Rereading Marzano and Simm’s Research and Theory chapter from their book, Coaching Classsroom Instruction, I was struck again by the truth in this passage.

“Nancy Adler (2006) confirmed the importance of a nonevaluative coaching relationship in which both parties agree to keep the content of coaching sessions confidential. She explained, ‘The privacy of coaching sessions makes it easier…to say, I’m not certain…I just don’t know…Privacy and supportive advocacy legitimize moments of not knowing. Premature certainty and commitment extinguish innovative possibilities.’ (p.243). Finally, Arthur Costa and Robert Garmston (2002) suggest that ‘should an employer have performance concerns about a staff member, these concerns are best communicated directly outside the coaching process. Coaching should never be about ‘fixing’ another person.’ (p.97).”–Research and Theory Chapter, page 9.

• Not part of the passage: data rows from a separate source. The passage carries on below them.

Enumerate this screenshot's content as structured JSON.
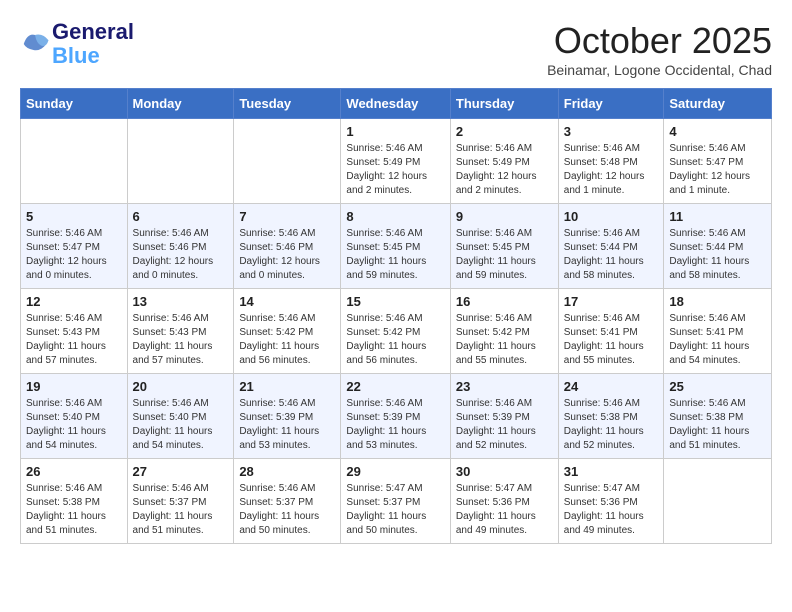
{
  "header": {
    "logo_line1": "General",
    "logo_line2": "Blue",
    "month": "October 2025",
    "location": "Beinamar, Logone Occidental, Chad"
  },
  "days_of_week": [
    "Sunday",
    "Monday",
    "Tuesday",
    "Wednesday",
    "Thursday",
    "Friday",
    "Saturday"
  ],
  "weeks": [
    [
      {
        "day": "",
        "info": ""
      },
      {
        "day": "",
        "info": ""
      },
      {
        "day": "",
        "info": ""
      },
      {
        "day": "1",
        "info": "Sunrise: 5:46 AM\nSunset: 5:49 PM\nDaylight: 12 hours\nand 2 minutes."
      },
      {
        "day": "2",
        "info": "Sunrise: 5:46 AM\nSunset: 5:49 PM\nDaylight: 12 hours\nand 2 minutes."
      },
      {
        "day": "3",
        "info": "Sunrise: 5:46 AM\nSunset: 5:48 PM\nDaylight: 12 hours\nand 1 minute."
      },
      {
        "day": "4",
        "info": "Sunrise: 5:46 AM\nSunset: 5:47 PM\nDaylight: 12 hours\nand 1 minute."
      }
    ],
    [
      {
        "day": "5",
        "info": "Sunrise: 5:46 AM\nSunset: 5:47 PM\nDaylight: 12 hours\nand 0 minutes."
      },
      {
        "day": "6",
        "info": "Sunrise: 5:46 AM\nSunset: 5:46 PM\nDaylight: 12 hours\nand 0 minutes."
      },
      {
        "day": "7",
        "info": "Sunrise: 5:46 AM\nSunset: 5:46 PM\nDaylight: 12 hours\nand 0 minutes."
      },
      {
        "day": "8",
        "info": "Sunrise: 5:46 AM\nSunset: 5:45 PM\nDaylight: 11 hours\nand 59 minutes."
      },
      {
        "day": "9",
        "info": "Sunrise: 5:46 AM\nSunset: 5:45 PM\nDaylight: 11 hours\nand 59 minutes."
      },
      {
        "day": "10",
        "info": "Sunrise: 5:46 AM\nSunset: 5:44 PM\nDaylight: 11 hours\nand 58 minutes."
      },
      {
        "day": "11",
        "info": "Sunrise: 5:46 AM\nSunset: 5:44 PM\nDaylight: 11 hours\nand 58 minutes."
      }
    ],
    [
      {
        "day": "12",
        "info": "Sunrise: 5:46 AM\nSunset: 5:43 PM\nDaylight: 11 hours\nand 57 minutes."
      },
      {
        "day": "13",
        "info": "Sunrise: 5:46 AM\nSunset: 5:43 PM\nDaylight: 11 hours\nand 57 minutes."
      },
      {
        "day": "14",
        "info": "Sunrise: 5:46 AM\nSunset: 5:42 PM\nDaylight: 11 hours\nand 56 minutes."
      },
      {
        "day": "15",
        "info": "Sunrise: 5:46 AM\nSunset: 5:42 PM\nDaylight: 11 hours\nand 56 minutes."
      },
      {
        "day": "16",
        "info": "Sunrise: 5:46 AM\nSunset: 5:42 PM\nDaylight: 11 hours\nand 55 minutes."
      },
      {
        "day": "17",
        "info": "Sunrise: 5:46 AM\nSunset: 5:41 PM\nDaylight: 11 hours\nand 55 minutes."
      },
      {
        "day": "18",
        "info": "Sunrise: 5:46 AM\nSunset: 5:41 PM\nDaylight: 11 hours\nand 54 minutes."
      }
    ],
    [
      {
        "day": "19",
        "info": "Sunrise: 5:46 AM\nSunset: 5:40 PM\nDaylight: 11 hours\nand 54 minutes."
      },
      {
        "day": "20",
        "info": "Sunrise: 5:46 AM\nSunset: 5:40 PM\nDaylight: 11 hours\nand 54 minutes."
      },
      {
        "day": "21",
        "info": "Sunrise: 5:46 AM\nSunset: 5:39 PM\nDaylight: 11 hours\nand 53 minutes."
      },
      {
        "day": "22",
        "info": "Sunrise: 5:46 AM\nSunset: 5:39 PM\nDaylight: 11 hours\nand 53 minutes."
      },
      {
        "day": "23",
        "info": "Sunrise: 5:46 AM\nSunset: 5:39 PM\nDaylight: 11 hours\nand 52 minutes."
      },
      {
        "day": "24",
        "info": "Sunrise: 5:46 AM\nSunset: 5:38 PM\nDaylight: 11 hours\nand 52 minutes."
      },
      {
        "day": "25",
        "info": "Sunrise: 5:46 AM\nSunset: 5:38 PM\nDaylight: 11 hours\nand 51 minutes."
      }
    ],
    [
      {
        "day": "26",
        "info": "Sunrise: 5:46 AM\nSunset: 5:38 PM\nDaylight: 11 hours\nand 51 minutes."
      },
      {
        "day": "27",
        "info": "Sunrise: 5:46 AM\nSunset: 5:37 PM\nDaylight: 11 hours\nand 51 minutes."
      },
      {
        "day": "28",
        "info": "Sunrise: 5:46 AM\nSunset: 5:37 PM\nDaylight: 11 hours\nand 50 minutes."
      },
      {
        "day": "29",
        "info": "Sunrise: 5:47 AM\nSunset: 5:37 PM\nDaylight: 11 hours\nand 50 minutes."
      },
      {
        "day": "30",
        "info": "Sunrise: 5:47 AM\nSunset: 5:36 PM\nDaylight: 11 hours\nand 49 minutes."
      },
      {
        "day": "31",
        "info": "Sunrise: 5:47 AM\nSunset: 5:36 PM\nDaylight: 11 hours\nand 49 minutes."
      },
      {
        "day": "",
        "info": ""
      }
    ]
  ]
}
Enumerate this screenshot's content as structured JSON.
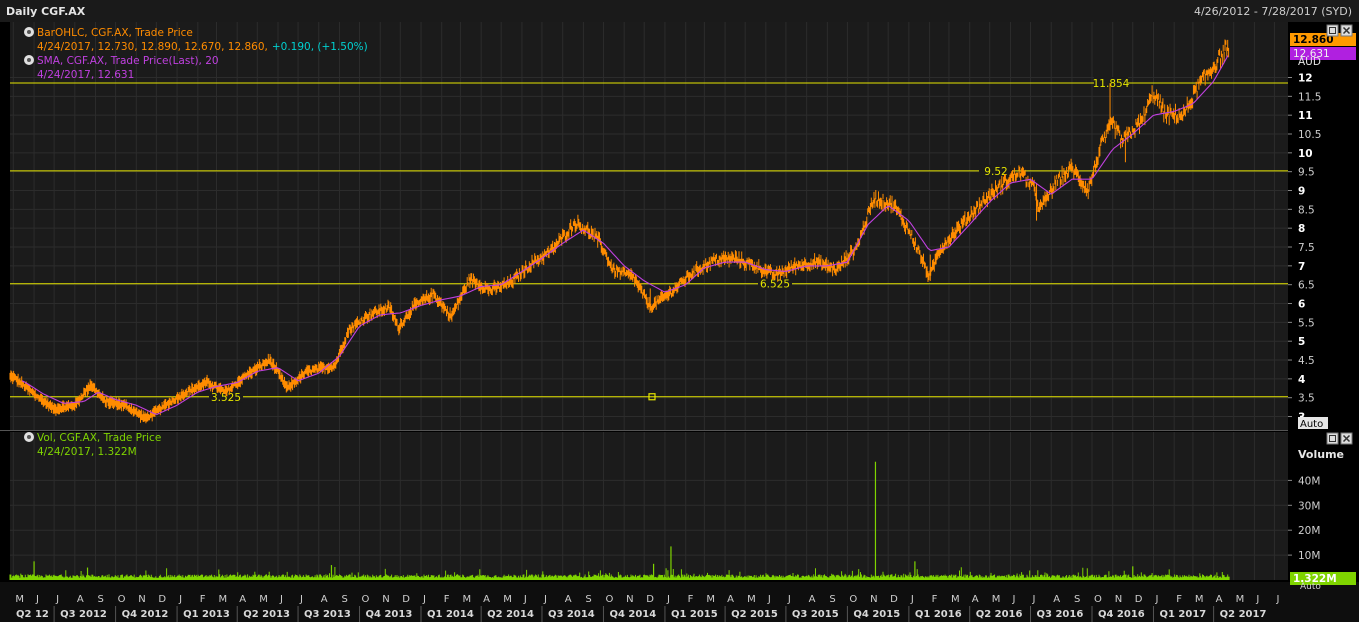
{
  "header": {
    "title": "Daily CGF.AX",
    "date_range": "4/26/2012 - 7/28/2017 (SYD)"
  },
  "price_legend": {
    "line1": "BarOHLC, CGF.AX, Trade Price",
    "line2_prefix": "4/24/2017, 12.730, 12.890, 12.670, 12.860,",
    "line2_change": "+0.190, (+1.50%)",
    "sma_line1": "SMA, CGF.AX, Trade Price(Last),  20",
    "sma_line2": "4/24/2017, 12.631"
  },
  "volume_legend": {
    "line1": "Vol, CGF.AX, Trade Price",
    "line2": "4/24/2017, 1.322M"
  },
  "price_axis": {
    "ticks": [
      "12",
      "11.5",
      "11",
      "10.5",
      "10",
      "9.5",
      "9",
      "8.5",
      "8",
      "7.5",
      "7",
      "6.5",
      "6",
      "5.5",
      "5",
      "4.5",
      "4",
      "3.5",
      "3"
    ],
    "currency": "AUD",
    "last_price": "12.860",
    "last_sma": "12.631",
    "auto_label": "Auto"
  },
  "volume_axis": {
    "title": "Volume",
    "ticks": [
      "40M",
      "30M",
      "20M",
      "10M"
    ],
    "last_volume": "1.322M",
    "auto_label": "Auto"
  },
  "horizontal_lines": [
    {
      "level": 11.854,
      "label": "11.854"
    },
    {
      "level": 9.52,
      "label": "9.52"
    },
    {
      "level": 6.525,
      "label": "6.525"
    },
    {
      "level": 3.525,
      "label": "3.525"
    }
  ],
  "month_labels": [
    "M",
    "J",
    "J",
    "A",
    "S",
    "O",
    "N",
    "D",
    "J",
    "F",
    "M",
    "A",
    "M",
    "J",
    "J",
    "A",
    "S",
    "O",
    "N",
    "D",
    "J",
    "F",
    "M",
    "A",
    "M",
    "J",
    "J",
    "A",
    "S",
    "O",
    "N",
    "D",
    "J",
    "F",
    "M",
    "A",
    "M",
    "J",
    "J",
    "A",
    "S",
    "O",
    "N",
    "D",
    "J",
    "F",
    "M",
    "A",
    "M",
    "J",
    "J",
    "A",
    "S",
    "O",
    "N",
    "D",
    "J",
    "F",
    "M",
    "A",
    "M",
    "J",
    "J"
  ],
  "quarter_labels": [
    "Q2 12",
    "Q3 2012",
    "Q4 2012",
    "Q1 2013",
    "Q2 2013",
    "Q3 2013",
    "Q4 2013",
    "Q1 2014",
    "Q2 2014",
    "Q3 2014",
    "Q4 2014",
    "Q1 2015",
    "Q2 2015",
    "Q3 2015",
    "Q4 2015",
    "Q1 2016",
    "Q2 2016",
    "Q3 2016",
    "Q4 2016",
    "Q1 2017",
    "Q2 2017"
  ],
  "colors": {
    "price": "#ff8c00",
    "sma": "#c040e0",
    "hline": "#e6e600",
    "volume": "#7fd400",
    "change": "#00d0d0",
    "grid": "#2c2c2c"
  },
  "chart_data": [
    {
      "type": "line",
      "title": "Daily CGF.AX",
      "x_range": [
        "2012-04-26",
        "2017-07-28"
      ],
      "ylim": [
        2.8,
        13.2
      ],
      "y_unit": "AUD",
      "grid": true,
      "series": [
        {
          "name": "BarOHLC, CGF.AX, Trade Price",
          "points": [
            [
              "2012-05-01",
              4.05
            ],
            [
              "2012-06-01",
              3.6
            ],
            [
              "2012-07-01",
              3.2
            ],
            [
              "2012-08-01",
              3.3
            ],
            [
              "2012-08-25",
              3.85
            ],
            [
              "2012-09-15",
              3.4
            ],
            [
              "2012-10-15",
              3.3
            ],
            [
              "2012-11-15",
              2.95
            ],
            [
              "2012-12-15",
              3.3
            ],
            [
              "2013-01-15",
              3.65
            ],
            [
              "2013-02-15",
              3.9
            ],
            [
              "2013-03-15",
              3.65
            ],
            [
              "2013-04-15",
              4.1
            ],
            [
              "2013-05-20",
              4.5
            ],
            [
              "2013-06-15",
              3.75
            ],
            [
              "2013-07-15",
              4.2
            ],
            [
              "2013-08-25",
              4.35
            ],
            [
              "2013-09-15",
              5.3
            ],
            [
              "2013-10-15",
              5.7
            ],
            [
              "2013-11-15",
              5.9
            ],
            [
              "2013-11-28",
              5.35
            ],
            [
              "2013-12-20",
              5.9
            ],
            [
              "2014-01-20",
              6.25
            ],
            [
              "2014-02-15",
              5.65
            ],
            [
              "2014-03-15",
              6.65
            ],
            [
              "2014-04-15",
              6.35
            ],
            [
              "2014-05-15",
              6.55
            ],
            [
              "2014-06-15",
              7.05
            ],
            [
              "2014-07-15",
              7.4
            ],
            [
              "2014-08-20",
              8.15
            ],
            [
              "2014-09-10",
              7.9
            ],
            [
              "2014-09-25",
              7.65
            ],
            [
              "2014-10-15",
              6.9
            ],
            [
              "2014-11-15",
              6.7
            ],
            [
              "2014-12-10",
              5.9
            ],
            [
              "2015-01-10",
              6.3
            ],
            [
              "2015-02-10",
              6.8
            ],
            [
              "2015-03-15",
              7.15
            ],
            [
              "2015-04-15",
              7.2
            ],
            [
              "2015-05-15",
              7.0
            ],
            [
              "2015-06-15",
              6.75
            ],
            [
              "2015-07-15",
              7.0
            ],
            [
              "2015-08-15",
              7.1
            ],
            [
              "2015-09-15",
              6.9
            ],
            [
              "2015-10-15",
              7.5
            ],
            [
              "2015-11-10",
              8.8
            ],
            [
              "2015-12-10",
              8.6
            ],
            [
              "2016-01-05",
              7.8
            ],
            [
              "2016-01-20",
              7.2
            ],
            [
              "2016-02-01",
              6.7
            ],
            [
              "2016-02-15",
              7.4
            ],
            [
              "2016-03-15",
              8.0
            ],
            [
              "2016-04-15",
              8.6
            ],
            [
              "2016-05-15",
              9.1
            ],
            [
              "2016-06-15",
              9.5
            ],
            [
              "2016-07-05",
              9.1
            ],
            [
              "2016-07-15",
              8.5
            ],
            [
              "2016-08-10",
              9.25
            ],
            [
              "2016-09-01",
              9.6
            ],
            [
              "2016-09-25",
              9.0
            ],
            [
              "2016-10-15",
              10.2
            ],
            [
              "2016-11-01",
              10.8
            ],
            [
              "2016-11-15",
              10.3
            ],
            [
              "2016-12-15",
              10.85
            ],
            [
              "2017-01-01",
              11.6
            ],
            [
              "2017-01-20",
              11.0
            ],
            [
              "2017-02-15",
              11.0
            ],
            [
              "2017-03-10",
              11.8
            ],
            [
              "2017-04-01",
              12.3
            ],
            [
              "2017-04-24",
              12.86
            ]
          ]
        },
        {
          "name": "SMA, CGF.AX, Trade Price(Last), 20",
          "points": [
            [
              "2012-05-15",
              3.95
            ],
            [
              "2012-06-15",
              3.6
            ],
            [
              "2012-07-15",
              3.35
            ],
            [
              "2012-08-15",
              3.4
            ],
            [
              "2012-09-05",
              3.65
            ],
            [
              "2012-10-01",
              3.45
            ],
            [
              "2012-11-01",
              3.3
            ],
            [
              "2012-12-01",
              3.05
            ],
            [
              "2013-01-01",
              3.3
            ],
            [
              "2013-02-01",
              3.65
            ],
            [
              "2013-03-01",
              3.8
            ],
            [
              "2013-04-01",
              3.9
            ],
            [
              "2013-05-01",
              4.2
            ],
            [
              "2013-06-01",
              4.3
            ],
            [
              "2013-07-01",
              3.95
            ],
            [
              "2013-08-01",
              4.15
            ],
            [
              "2013-09-01",
              4.6
            ],
            [
              "2013-10-01",
              5.4
            ],
            [
              "2013-11-01",
              5.7
            ],
            [
              "2013-12-01",
              5.75
            ],
            [
              "2014-01-01",
              5.95
            ],
            [
              "2014-02-01",
              6.1
            ],
            [
              "2014-03-01",
              6.2
            ],
            [
              "2014-04-01",
              6.45
            ],
            [
              "2014-05-01",
              6.5
            ],
            [
              "2014-06-01",
              6.85
            ],
            [
              "2014-07-01",
              7.2
            ],
            [
              "2014-08-01",
              7.6
            ],
            [
              "2014-09-01",
              7.95
            ],
            [
              "2014-10-01",
              7.6
            ],
            [
              "2014-11-01",
              7.0
            ],
            [
              "2014-12-01",
              6.6
            ],
            [
              "2015-01-01",
              6.3
            ],
            [
              "2015-02-01",
              6.5
            ],
            [
              "2015-03-01",
              6.95
            ],
            [
              "2015-04-01",
              7.1
            ],
            [
              "2015-05-01",
              7.1
            ],
            [
              "2015-06-01",
              6.9
            ],
            [
              "2015-07-01",
              6.85
            ],
            [
              "2015-08-01",
              7.0
            ],
            [
              "2015-09-01",
              7.0
            ],
            [
              "2015-10-01",
              7.1
            ],
            [
              "2015-11-01",
              8.1
            ],
            [
              "2015-12-01",
              8.6
            ],
            [
              "2016-01-01",
              8.2
            ],
            [
              "2016-02-01",
              7.4
            ],
            [
              "2016-03-01",
              7.5
            ],
            [
              "2016-04-01",
              8.1
            ],
            [
              "2016-05-01",
              8.7
            ],
            [
              "2016-06-01",
              9.2
            ],
            [
              "2016-07-01",
              9.3
            ],
            [
              "2016-08-01",
              8.9
            ],
            [
              "2016-09-01",
              9.3
            ],
            [
              "2016-10-01",
              9.3
            ],
            [
              "2016-11-01",
              10.1
            ],
            [
              "2016-12-01",
              10.5
            ],
            [
              "2017-01-01",
              11.0
            ],
            [
              "2017-02-01",
              11.1
            ],
            [
              "2017-03-01",
              11.3
            ],
            [
              "2017-04-01",
              11.9
            ],
            [
              "2017-04-24",
              12.631
            ]
          ]
        }
      ]
    },
    {
      "type": "bar",
      "title": "Vol, CGF.AX, Trade Price",
      "ylim": [
        0,
        50
      ],
      "y_unit": "M",
      "series": [
        {
          "name": "Vol, CGF.AX, Trade Price",
          "baseline": 1.5,
          "spikes": [
            [
              "2012-06-01",
              7.5
            ],
            [
              "2012-08-20",
              5.0
            ],
            [
              "2013-08-20",
              6.0
            ],
            [
              "2014-12-15",
              6.5
            ],
            [
              "2015-01-10",
              13.5
            ],
            [
              "2015-11-12",
              47.5
            ],
            [
              "2016-01-10",
              7.5
            ],
            [
              "2016-12-01",
              5.5
            ],
            [
              "2017-04-24",
              1.322
            ]
          ]
        }
      ]
    }
  ]
}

Legitimizing moments of not knowing is so important to this work. I worked with a teacher I’ll call Callie. Callie was a mid-career teacher who had that class. You know that class, right? The class that challenges every fiber of your being and empties out your teaching bag of tricks by week three of the school year. We began working together on reading, but it quickly became apparent that we needed to address the management because the students weren’t independent for more than five minutes at a time. By our third meeting Callie admitted she was feeling like her behavior management was ineffective and that she wasn’t reaching her ELL students. “Some days,” she said quietly. “I don’t know what to do.”

That was a turning point in our work. Because she felt safe being vulnerable we were able to make some significant changes. I introduced her to two vocabulary strategies for her learners that were new to English. We ordered a few bilingual books that supported the students during independent reading time. And we reminded ourselves of Behavior Management 101: How often was she positively noticing the students as compared to redirects? Was she using a brain break before the minilesson to get wiggles out? Was she keeping her minilesson short to match their attention spans? Were her directions clear? Was she varying the pacing of her teaching and even the tone of her voice to keep kids engaged?

It’s not that administrators can’t evaluate and coach educators, some do it quite masterfully, but having those two roles separate leads to effective coaching relationships. As Brene Brown says, “Vulnerability is the birthplace of innovation, creativity and change.” Working in a district that values opportunities to be vulnerable is such a gift.

One thought on “Nonevaluation

  1. As I move into a coaching position, I read your posts through a new lens. I know that the biggest part of my job will be to build trusting relationships with the teachers I work with. I am going to keep Brene Brown’s quote close by and check out Marzano’s book. As always, thank you Heather.